Observation: The above examples work because this page (the Web resource containing the hyperlinks) has been deposited in an Archive hosted on an experimental computational platform called the URLib. On this platform, each Archive serves as proxy resolver.
Table 1 illustrates how the Archive $localSite works as a proxy resolver to solve the above three examples. As with any resolver, the URL path component (e.g., ark:13030/c7cv4br18 — see Line 1 of Table 1) is the URI of the destination resource.
The character string of this URI up to the last colon (:) (e.g., ark) is the namespace prefix that identifies a possible resolver for the resolution of the destination resource identifier (e.g., 13030/c7cv4br18).
In turn, a possible resolver (e.g., $arkResolverURL for ark — see Line 2 of Table 1) is assigned to each namespace prefix (e.g., ark) thus forming a mapping called "Prefix-Resolver".
Finally, based on the output of the prefix-resolver mapping corresponding to a given namespace prefix, the proxy server triggers the appropriate resolver (e.g., see Line 3 of Table 1).
In this implementation, the information contained in the usual persistent hyperlink, consisting of the concatenation of the URL scheme and the resolver domain name, migrates from the source recourse to the prefix-resolver mapping accessible by a cgi-script running in the Archive.
This way, the integrity of the source resource can be preserved over time, even in the presence of any possible future changes to that information.
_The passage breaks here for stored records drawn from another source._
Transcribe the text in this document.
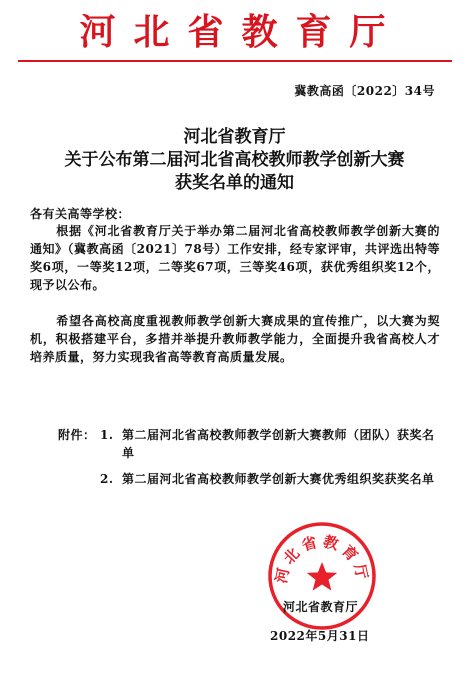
河北省教育厅
冀教高函〔2022〕34号
河北省教育厅
关于公布第二届河北省高校教师教学创新大赛
获奖名单的通知
各有关高等学校：
根据《河北省教育厅关于举办第二届河北省高校教师教学创新大赛的通知》（冀教高函〔2021〕78号）工作安排，经专家评审，共评选出特等奖6项，一等奖12项，二等奖67项，三等奖46项，获优秀组织奖12个，现予以公布。
希望各高校高度重视教师教学创新大赛成果的宣传推广，以大赛为契机，积极搭建平台，多措并举提升教师教学能力，全面提升我省高校人才培养质量，努力实现我省高等教育高质量发展。
附件： 1. 第二届河北省高校教师教学创新大赛教师（团队）获奖名单
2. 第二届河北省高校教师教学创新大赛优秀组织奖获奖名单
河北省教育厅
河北省教育厅
2022年5月31日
Such changes will have no impact on the source recourse and can be easily reflected in the prefix-resolver mapping.
Table 1 - Proxy resolver operation
Proxy resolver | http://$localSite/ark:13030/c7cv4br18 |
Mapping value for ARK | ark ↦ $arkResolverURL |
ARK global resolver | $arkResolverURL/ark:13030/c7cv4br18 |
Proxy resolver | http://$localSite/urn:doi:10.1016/j.rse.2021.112667 |
Mapping value for DOI | urn:doi ↦ $doiResolverURL |
DOI global resolver | $doiResolverURL/urn:doi:10.1016/j.rse.2021.112667 |
Proxy resolver | http://$localSite/ibi:8JMKD3MGP3W34R/44C25PS |
Mapping value for IBI | urn:doi ↦ $ibiResolverURL |
IBI global resolver | $ibiResolverURL/ibi:8JMKD3MGP3W34R/44C25PS |
‡To be interpreted as a relative hyperlink by the browser, the URI must be preceded by a period (.) followed by a slash mark (/).